Prof. John Hale and Gavin Manes invented a system with decoys that appear real but contain either poor-quality recordings, buzzing or advertisements. The friendliest decoy might hold samples of songs for sale, while the most irritating could cause extremely long download times.

The inventors intend them to frustrate people who infringe copyrights when they take artistic content free from peer-to-peer networks, like the music Web site Kazaa. No longer will they get free-and-clear copies of individual songs or CD's. Instead, they will get corrupted songs filled with random noise and interruptions.

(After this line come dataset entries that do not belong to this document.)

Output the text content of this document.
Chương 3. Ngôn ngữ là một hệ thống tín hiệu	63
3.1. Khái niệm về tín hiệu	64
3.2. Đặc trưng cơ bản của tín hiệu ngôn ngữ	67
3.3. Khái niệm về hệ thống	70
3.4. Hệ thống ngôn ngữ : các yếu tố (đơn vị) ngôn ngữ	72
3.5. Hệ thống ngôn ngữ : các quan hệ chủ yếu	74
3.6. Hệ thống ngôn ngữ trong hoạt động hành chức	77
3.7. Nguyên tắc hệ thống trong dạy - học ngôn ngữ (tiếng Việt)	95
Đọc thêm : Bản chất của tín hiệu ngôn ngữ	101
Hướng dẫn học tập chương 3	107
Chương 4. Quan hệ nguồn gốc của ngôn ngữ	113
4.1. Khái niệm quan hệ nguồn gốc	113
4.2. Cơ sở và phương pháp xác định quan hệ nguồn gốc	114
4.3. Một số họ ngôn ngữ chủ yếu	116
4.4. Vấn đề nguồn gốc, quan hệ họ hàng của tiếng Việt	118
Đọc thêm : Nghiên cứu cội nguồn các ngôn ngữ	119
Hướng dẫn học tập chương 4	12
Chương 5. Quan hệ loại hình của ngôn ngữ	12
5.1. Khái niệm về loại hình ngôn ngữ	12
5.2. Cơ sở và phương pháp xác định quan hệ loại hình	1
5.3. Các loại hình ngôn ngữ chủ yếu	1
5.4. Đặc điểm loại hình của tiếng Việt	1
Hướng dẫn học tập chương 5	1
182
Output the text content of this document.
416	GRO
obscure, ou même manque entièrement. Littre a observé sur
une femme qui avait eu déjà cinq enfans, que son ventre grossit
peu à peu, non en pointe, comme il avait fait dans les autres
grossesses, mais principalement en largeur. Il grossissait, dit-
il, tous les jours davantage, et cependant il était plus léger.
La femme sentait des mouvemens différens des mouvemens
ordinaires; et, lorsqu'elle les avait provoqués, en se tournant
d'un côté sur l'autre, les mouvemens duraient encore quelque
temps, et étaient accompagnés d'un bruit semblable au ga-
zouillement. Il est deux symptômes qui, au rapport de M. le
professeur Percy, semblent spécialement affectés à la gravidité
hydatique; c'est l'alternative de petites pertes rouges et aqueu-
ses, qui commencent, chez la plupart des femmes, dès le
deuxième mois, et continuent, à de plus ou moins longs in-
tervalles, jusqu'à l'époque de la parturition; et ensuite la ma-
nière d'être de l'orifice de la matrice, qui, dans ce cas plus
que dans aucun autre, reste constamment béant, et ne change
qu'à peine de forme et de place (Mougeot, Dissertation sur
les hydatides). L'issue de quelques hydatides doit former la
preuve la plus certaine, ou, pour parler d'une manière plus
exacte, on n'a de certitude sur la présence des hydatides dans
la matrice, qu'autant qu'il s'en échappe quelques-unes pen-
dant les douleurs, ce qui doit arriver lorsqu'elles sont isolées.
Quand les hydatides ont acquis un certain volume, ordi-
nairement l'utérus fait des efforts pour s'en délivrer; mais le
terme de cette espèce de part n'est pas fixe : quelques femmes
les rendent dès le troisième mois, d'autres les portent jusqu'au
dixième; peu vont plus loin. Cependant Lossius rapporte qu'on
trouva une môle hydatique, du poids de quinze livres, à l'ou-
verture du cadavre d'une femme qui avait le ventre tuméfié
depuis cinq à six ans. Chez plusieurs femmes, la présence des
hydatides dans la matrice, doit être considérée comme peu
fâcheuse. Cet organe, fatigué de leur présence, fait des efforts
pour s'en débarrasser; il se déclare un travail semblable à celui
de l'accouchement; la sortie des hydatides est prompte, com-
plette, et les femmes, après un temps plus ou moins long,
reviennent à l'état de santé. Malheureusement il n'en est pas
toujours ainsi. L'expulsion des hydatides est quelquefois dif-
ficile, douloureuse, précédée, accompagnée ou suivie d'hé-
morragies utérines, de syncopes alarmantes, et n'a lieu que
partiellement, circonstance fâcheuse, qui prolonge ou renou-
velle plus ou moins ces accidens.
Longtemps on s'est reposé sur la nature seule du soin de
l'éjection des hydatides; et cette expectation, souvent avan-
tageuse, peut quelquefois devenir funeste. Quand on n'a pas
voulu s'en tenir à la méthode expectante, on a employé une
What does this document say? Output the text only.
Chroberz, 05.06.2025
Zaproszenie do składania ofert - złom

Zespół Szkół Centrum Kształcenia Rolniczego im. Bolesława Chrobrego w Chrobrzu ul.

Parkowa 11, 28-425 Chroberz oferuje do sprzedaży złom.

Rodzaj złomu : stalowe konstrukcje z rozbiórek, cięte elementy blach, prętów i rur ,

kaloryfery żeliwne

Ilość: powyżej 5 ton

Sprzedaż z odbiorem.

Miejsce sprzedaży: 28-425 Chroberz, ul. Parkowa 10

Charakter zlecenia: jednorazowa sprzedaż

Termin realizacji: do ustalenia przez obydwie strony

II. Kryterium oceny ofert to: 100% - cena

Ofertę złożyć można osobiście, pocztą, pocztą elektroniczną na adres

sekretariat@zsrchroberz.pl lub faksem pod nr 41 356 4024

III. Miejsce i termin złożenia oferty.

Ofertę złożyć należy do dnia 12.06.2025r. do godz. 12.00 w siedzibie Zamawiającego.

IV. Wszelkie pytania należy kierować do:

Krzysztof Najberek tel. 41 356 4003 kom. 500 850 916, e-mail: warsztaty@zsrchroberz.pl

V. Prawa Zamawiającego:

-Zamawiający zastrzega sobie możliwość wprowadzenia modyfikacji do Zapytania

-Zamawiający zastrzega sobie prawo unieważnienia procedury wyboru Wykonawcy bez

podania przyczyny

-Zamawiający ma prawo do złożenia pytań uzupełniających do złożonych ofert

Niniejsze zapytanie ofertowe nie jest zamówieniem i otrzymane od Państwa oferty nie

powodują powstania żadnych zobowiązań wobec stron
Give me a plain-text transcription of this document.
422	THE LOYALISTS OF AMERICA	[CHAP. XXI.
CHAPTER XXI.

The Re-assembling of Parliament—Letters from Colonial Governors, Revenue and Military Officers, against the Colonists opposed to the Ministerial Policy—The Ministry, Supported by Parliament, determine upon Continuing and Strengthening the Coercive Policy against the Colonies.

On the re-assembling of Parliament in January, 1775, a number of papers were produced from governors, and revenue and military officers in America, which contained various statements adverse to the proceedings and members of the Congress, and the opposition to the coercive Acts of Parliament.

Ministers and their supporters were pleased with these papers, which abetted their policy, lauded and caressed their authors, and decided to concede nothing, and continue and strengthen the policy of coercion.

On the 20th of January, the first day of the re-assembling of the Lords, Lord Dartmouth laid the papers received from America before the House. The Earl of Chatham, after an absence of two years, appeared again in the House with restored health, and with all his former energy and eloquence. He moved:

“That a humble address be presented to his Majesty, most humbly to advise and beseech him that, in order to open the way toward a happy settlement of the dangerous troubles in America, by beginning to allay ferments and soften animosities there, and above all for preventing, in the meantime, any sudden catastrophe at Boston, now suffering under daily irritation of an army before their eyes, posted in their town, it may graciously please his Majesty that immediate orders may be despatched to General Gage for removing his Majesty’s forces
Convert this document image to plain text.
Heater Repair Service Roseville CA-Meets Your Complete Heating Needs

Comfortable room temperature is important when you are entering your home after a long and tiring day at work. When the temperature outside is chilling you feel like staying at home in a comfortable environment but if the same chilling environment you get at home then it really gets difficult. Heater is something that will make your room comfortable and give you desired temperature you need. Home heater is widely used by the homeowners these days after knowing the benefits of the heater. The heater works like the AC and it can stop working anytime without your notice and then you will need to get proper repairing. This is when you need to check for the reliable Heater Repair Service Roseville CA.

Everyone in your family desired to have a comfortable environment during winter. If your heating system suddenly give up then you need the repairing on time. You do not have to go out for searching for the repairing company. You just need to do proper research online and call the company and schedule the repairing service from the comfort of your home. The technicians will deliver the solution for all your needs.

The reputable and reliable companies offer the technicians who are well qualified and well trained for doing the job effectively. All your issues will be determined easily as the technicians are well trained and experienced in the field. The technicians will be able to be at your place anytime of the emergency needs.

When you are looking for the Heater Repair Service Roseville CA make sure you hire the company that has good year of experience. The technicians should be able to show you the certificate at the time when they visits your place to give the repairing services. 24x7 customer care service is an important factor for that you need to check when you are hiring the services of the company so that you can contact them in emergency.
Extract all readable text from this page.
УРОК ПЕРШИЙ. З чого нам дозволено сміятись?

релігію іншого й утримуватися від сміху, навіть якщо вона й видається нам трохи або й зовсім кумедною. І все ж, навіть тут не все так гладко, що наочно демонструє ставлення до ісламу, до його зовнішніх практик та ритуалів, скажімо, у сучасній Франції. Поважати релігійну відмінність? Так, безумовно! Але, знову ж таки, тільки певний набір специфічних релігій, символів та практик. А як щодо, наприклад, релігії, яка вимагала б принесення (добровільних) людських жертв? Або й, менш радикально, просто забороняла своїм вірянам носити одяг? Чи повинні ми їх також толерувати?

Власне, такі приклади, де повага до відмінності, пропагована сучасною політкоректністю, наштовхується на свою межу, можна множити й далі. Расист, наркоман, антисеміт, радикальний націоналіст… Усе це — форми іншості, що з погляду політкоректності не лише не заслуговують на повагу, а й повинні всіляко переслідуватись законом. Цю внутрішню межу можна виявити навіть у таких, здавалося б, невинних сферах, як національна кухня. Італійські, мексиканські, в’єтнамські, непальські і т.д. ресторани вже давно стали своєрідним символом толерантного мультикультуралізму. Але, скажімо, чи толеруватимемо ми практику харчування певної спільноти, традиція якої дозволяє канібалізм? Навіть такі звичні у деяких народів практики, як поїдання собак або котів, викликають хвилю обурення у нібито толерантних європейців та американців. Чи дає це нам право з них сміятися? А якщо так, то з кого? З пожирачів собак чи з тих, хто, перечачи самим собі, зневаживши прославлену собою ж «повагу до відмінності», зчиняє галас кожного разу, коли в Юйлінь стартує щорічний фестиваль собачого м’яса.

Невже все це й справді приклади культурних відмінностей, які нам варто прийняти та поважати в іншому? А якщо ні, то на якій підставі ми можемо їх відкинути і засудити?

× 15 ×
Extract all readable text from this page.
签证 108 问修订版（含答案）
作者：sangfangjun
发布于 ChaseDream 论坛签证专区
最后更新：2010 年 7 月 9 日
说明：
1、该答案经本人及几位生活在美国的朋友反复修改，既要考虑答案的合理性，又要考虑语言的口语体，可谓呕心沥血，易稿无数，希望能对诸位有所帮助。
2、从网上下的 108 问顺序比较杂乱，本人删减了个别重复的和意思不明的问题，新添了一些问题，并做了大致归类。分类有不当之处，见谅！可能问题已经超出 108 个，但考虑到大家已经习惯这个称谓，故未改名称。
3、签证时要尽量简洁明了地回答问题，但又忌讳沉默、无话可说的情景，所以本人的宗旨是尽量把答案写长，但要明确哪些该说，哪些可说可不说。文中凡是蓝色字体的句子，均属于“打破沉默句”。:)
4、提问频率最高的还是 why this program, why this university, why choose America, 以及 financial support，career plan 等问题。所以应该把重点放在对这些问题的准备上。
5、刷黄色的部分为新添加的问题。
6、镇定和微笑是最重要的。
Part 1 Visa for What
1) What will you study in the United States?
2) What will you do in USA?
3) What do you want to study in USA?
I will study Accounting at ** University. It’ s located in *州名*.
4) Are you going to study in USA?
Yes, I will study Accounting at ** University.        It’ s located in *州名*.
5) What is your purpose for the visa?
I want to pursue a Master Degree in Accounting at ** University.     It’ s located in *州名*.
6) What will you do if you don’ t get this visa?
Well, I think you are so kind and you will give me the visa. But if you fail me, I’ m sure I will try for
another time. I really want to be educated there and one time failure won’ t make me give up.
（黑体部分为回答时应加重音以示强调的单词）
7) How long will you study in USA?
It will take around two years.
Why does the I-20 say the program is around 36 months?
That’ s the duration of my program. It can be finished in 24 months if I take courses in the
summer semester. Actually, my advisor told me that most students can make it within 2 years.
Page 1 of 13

I'm surprised that a computer science professor and a PhD in the subject should be pushing such a worthless scheme; how is their method going to deal with the fact that MD5 and SHA-1 hashes of files are integrated into the file-sharing mechanisms that are most popular? The odds of obtaining a collision (i.e., getting two files to hash to the same value) are only 1 in 264 with MD5, and 1 in 280 with SHA-1, and the alteration of a single bit in a file would be enough to ensure that its hash value would be very different from an unaltered file. Consequently, all it would take to get around this antipiracy measure would be some means of disseminating information as to which hash values are those of reliable files, and which ones aren't; the thing is that there are a multitude of ways in which such things can (and already are) being done, whether through email, through online warez sites, or through IRC channels. The patent of Dr. Hale and Dr. Manes is of essentially zero value - though I wouldn't mind them making a few bucks off the ignorance, greed and fear of the big record companies.

POSTSCRIPT: After a little investigation, I've learnt that Kazaa, which is by far the most popular file-sharing system, only bothers to hash the first 300KB or so of any file, making it trivial to corrupt files that are longer than this without anyone catching on. As a result of the Kazaa programmers' boneheadedness, this antipiracy patent isn't quite as worthless as I thought it would be. Nevertheless, any utility it has will only be fleeting, and the more effective the technique turns out to be, the shorter the period in which it will enjoy success: all the more recent file-sharing networks, like eDonkey and Shareaza, carry out full file hashes, and frustration with Kazaa will only drive its users into the arms of these newer alternatives.

POSTSCRIPT 2: Something else just occurred to me - in this age of broadband connections, what is to stop determined Kazaa users from initiating 5 or 10 simultaneous downloads of different versions of the same file at once? What with the typical music file being between 3-5 MB in length, this wouldn't take very long, and as long as even 1 of the lot was the correct item, the goal would be accomplished, and the rest could then safely be deleted. I think the music companies will find that the technique outlined in this patent will prove a lot more expensive to successfully implement than they might have imagined.